Ron Schneider, director of corporate governance services at DFIN, agrees, noting that this represents a seismic shift in investor perspective. “When we saw shareholder proposals on climate change in the past, they didn’t get the support of the largest indexed investors,” Schneider says. “While these investors recognized that the climate was changing, they had difficulty connecting the impact to long-term financial performance and shareholder value. That has now changed.”

Sheehan from PJT Partners cites the value of water conservation to a soft drink manufacturer. “If a company is a water-intensive business, conserving water through processes that allow for the reuse of water, for instance, will have positive bottom line impact,” she explains. “That’s also good from an ESG standpoint. For a soft drink maker, these are not two separate silos.”

Social Sensibility

The opioid crisis, firearms and pay equity are also on investors’ ESG agenda. For example, following the February 2018 mass shootings in Parkland, Florida, multiple shareholder proposals asked that retail companies stop selling guns or part ways with the National Rifle Association. In response, Walmart and Dick’s Sporting Goods placed new restrictions on gun sales, while others like MetLife, Delta Airlines and FedEx voted to cut ties with or discontinue preferential treatment of the NRA.

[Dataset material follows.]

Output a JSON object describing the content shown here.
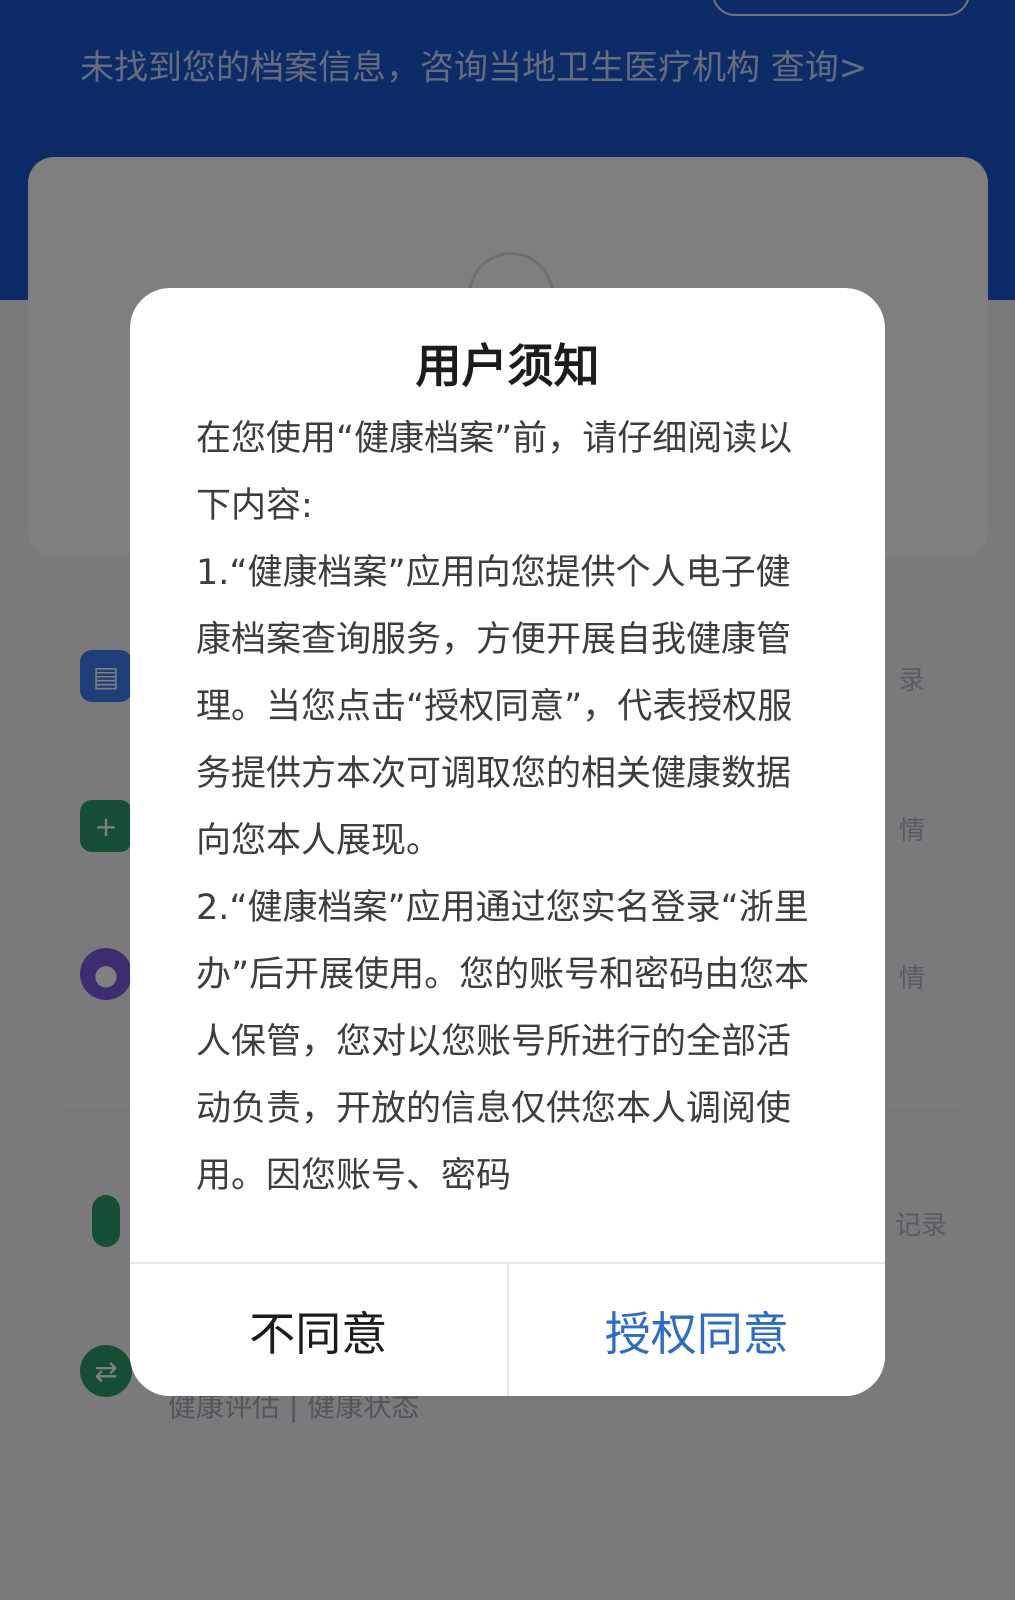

“For some companies, gun violence is an issue of material importance,” says Keatinge. “An example is Sturm Ruger, whose shareholders at the 2018 annual meeting approved a proposal for the company to detail its plans to track violence associated with its firearms, disclose its research on ‘smart’ gun technology, and assess the risks that gun violence poses to its reputation and long-term financial performance.” Sturm Ruger has until February to produce a report addressing the shareholder’ concerns.

In 2018, a number of first-time shareholder proposals involved the opioid crisis. Keatinge and others anticipate more of the same this go-round. “Shareholders at Depomed (a distributor of opioid painkiller Nucynta now known as Assertio Therapeutics) voted in the majority to approve policies enhancing the board’s governance of the impact on the bottom line of continuing to distribute opioids,” Keatinge says.

These varied actions demonstrate the potential for investors and shareholders to, at a minimum, raise the level of dialogue around ESG issues—and possibly effect change.